Tashi Choling Shrine Room

The Temple

Located in the secluded Colestin Valley south of Ashland, Oregon, Tashi Chöling’s traditional Tibetan temple faces south on an open hillside, much as monasteries once stood on the mountains and cliffs of Tibet. The 4-story temple, with its colorful roofs, ornaments, red pillars and fluttering prayer flags, sparkles like a jewel amidst the rugged Siskiyou Mountains.

The temple’s interior presents a vivid display of traditional Tibetan sacred art and architecture. A complete scriptural library and eight larger-than-life-sized statues fill the long altar. Thangka paintings depicting the life of the Buddha and other enlightened masters hang on its saffron colored walls. This rich contemplative art, along with the butterlamps, incense, flowers, water bowls, and other offerings, combine to create an atmosphere of joyful tranquility within the temple.

Garden with large statue of Vajrasattva

The Mandala Garden

Visitors to Tashi Chöling arrive first at the Mandala Garden, set in a meadow below the temple. The garden is a very peaceful place to meditate and pray. In the spring and summer, its flowers, shrubs and trees bloom in a resplendent display of color and form.

Entering the front gate, one walks down a pathway lined with beautifully painted prayer wheels. Prayer wheels completed in 2009 also surround three sides of the Vajrasattva statue.
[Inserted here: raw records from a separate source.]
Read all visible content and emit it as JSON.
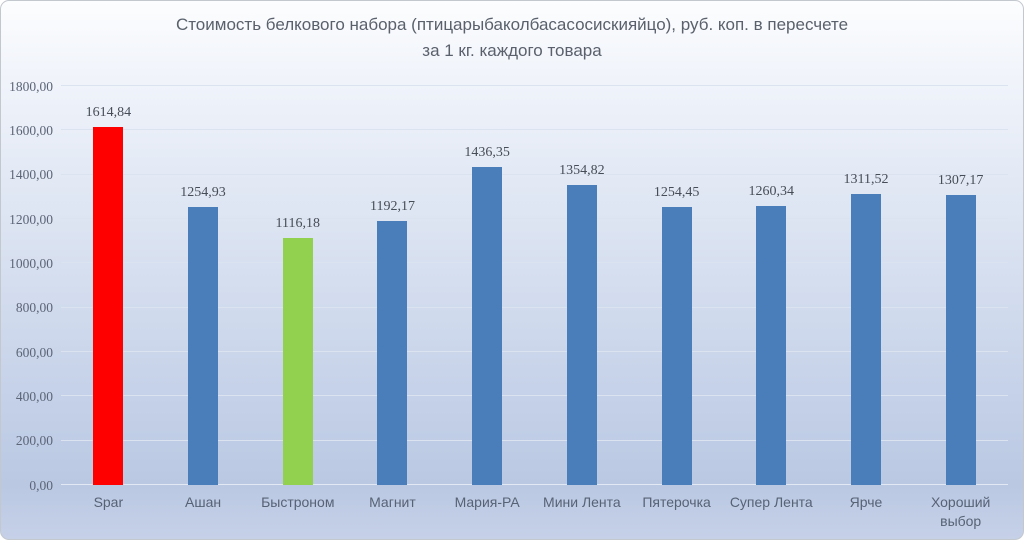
{
  "chart_data": {
    "type": "bar",
    "title": "Стоимость белкового набора (птицарыбаколбасасосискияйцо), руб. коп. в пересчете\nза 1 кг. каждого товара",
    "categories": [
      "Spar",
      "Ашан",
      "Быстроном",
      "Магнит",
      "Мария-РА",
      "Мини Лента",
      "Пятерочка",
      "Супер Лента",
      "Ярче",
      "Хороший выбор"
    ],
    "values": [
      1614.84,
      1254.93,
      1116.18,
      1192.17,
      1436.35,
      1354.82,
      1254.45,
      1260.34,
      1311.52,
      1307.17
    ],
    "data_labels": [
      "1614,84",
      "1254,93",
      "1116,18",
      "1192,17",
      "1436,35",
      "1354,82",
      "1254,45",
      "1260,34",
      "1311,52",
      "1307,17"
    ],
    "bar_colors": [
      "#ff0000",
      "#4a7ebb",
      "#92d050",
      "#4a7ebb",
      "#4a7ebb",
      "#4a7ebb",
      "#4a7ebb",
      "#4a7ebb",
      "#4a7ebb",
      "#4a7ebb"
    ],
    "xlabel": "",
    "ylabel": "",
    "ylim": [
      0,
      1800
    ],
    "ytick_step": 200,
    "ytick_labels": [
      "0,00",
      "200,00",
      "400,00",
      "600,00",
      "800,00",
      "1000,00",
      "1200,00",
      "1400,00",
      "1600,00",
      "1800,00"
    ],
    "grid": true,
    "legend": false,
    "colors": {
      "default_bar": "#4a7ebb",
      "highlight_max": "#ff0000",
      "highlight_min": "#92d050"
    }
  }
}
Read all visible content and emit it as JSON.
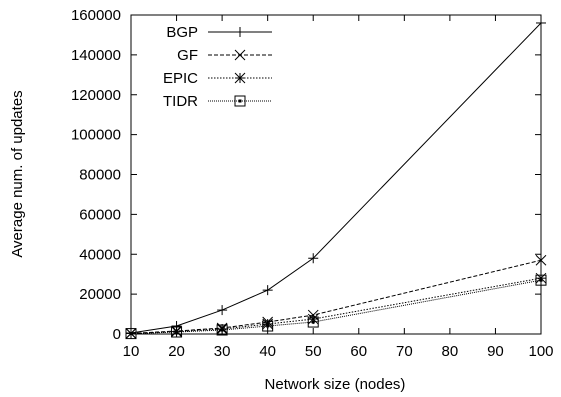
{
  "chart_data": {
    "type": "line",
    "title": "",
    "xlabel": "Network size (nodes)",
    "ylabel": "Average num. of updates",
    "x": [
      10,
      20,
      30,
      40,
      50,
      100
    ],
    "xlim": [
      10,
      100
    ],
    "ylim": [
      0,
      160000
    ],
    "xticks": [
      "10",
      "20",
      "30",
      "40",
      "50",
      "60",
      "70",
      "80",
      "90",
      "100"
    ],
    "yticks": [
      "0",
      "20000",
      "40000",
      "60000",
      "80000",
      "100000",
      "120000",
      "140000",
      "160000"
    ],
    "grid": false,
    "legend_position": "top-left",
    "series": [
      {
        "name": "BGP",
        "marker": "plus",
        "dash": "solid",
        "values": [
          500,
          4000,
          12000,
          22000,
          38000,
          156000
        ]
      },
      {
        "name": "GF",
        "marker": "cross",
        "dash": "dashed",
        "values": [
          300,
          1500,
          3000,
          6000,
          9500,
          37000
        ]
      },
      {
        "name": "EPIC",
        "marker": "asterisk",
        "dash": "dotted",
        "values": [
          250,
          1200,
          2500,
          5000,
          7500,
          28000
        ]
      },
      {
        "name": "TIDR",
        "marker": "square",
        "dash": "fine",
        "values": [
          200,
          1000,
          2000,
          4000,
          6000,
          27000
        ]
      }
    ]
  }
}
The garden is also home to a 35-foot high statue of Vajrasattva, set in the center, and 20-foot high statues of White Tara and Green Tara to either side. Vajrasattva, known as the Buddha of Primordial Purity, is dedicated to purification of negativity. The Green and White Tara statues represent two aspects of Tara, the female Buddha. Green Tara is dedicated to the pacification of obstacles and White Tara is for long life.The garden also contains a beautiful Long Life Shrine dedicated to the longevity of our teacher, Venerable Gyatrul Rinpoche. The shrine is filled with exquisite frescos and a large prayer wheel.

Two story wing that extends from temple

The East Wing

The East Wing is a 2-story structure adjacent to the temple. The ground floor of the East Wing houses the center’s kitchen, dining and assembly hall, bookstore, public restrooms, and laundry facilities. An archival library, lama’s quarters and retreat rooms are on the second floor. The East Wing provides accommodation for retreat participants and also provides a warm environment where Sangha can gather to share meals, study, converse and accomplish Dharma projects. The bookstore located in the East Wing contains a wonderful array of books, CDs, paintings, practice articles, calendars, brocade wall hangings and book covers and other interesting materials.

Statues of Chenrezig, Amitabha and Vajrapani

Amitabha Site

The Amitabha Shrine can be seen on a hill to the west of the temple. The shrine contains three beautiful statues as well as sacred texts. The life-sized statue of the red Buddha Amitabha in the center of the shrine is flanked by statues of the bodhisattvas Chenrezig and Vajrapani.

In the Mahayana and Vajrayana traditions, practitioners rely upon Amitabha, the Buddha of Limitless Light, at the time of death. The shrine is dedicated for prayer offerings on behalf of the deceased. It is the first of its kind in the West.

Statues of Chenrezig, Amitabha and Vajrapani

Parinirvana Stupa

The Parinirvana Stupa is located near the Amitabha Pavilion. The stupa was built through dedicated volunteer work, finished in late 2006 and consecrated in a ceremony led by Tulku Sang-Ngak Rinpoche. As Venerable Gyatrul Rinpoche noted, “In general, the presence of stupas and statues act to pacify war, famine, disease, natural disasters and the devastating effects of global warming, which is a big concern to many people nowadays.”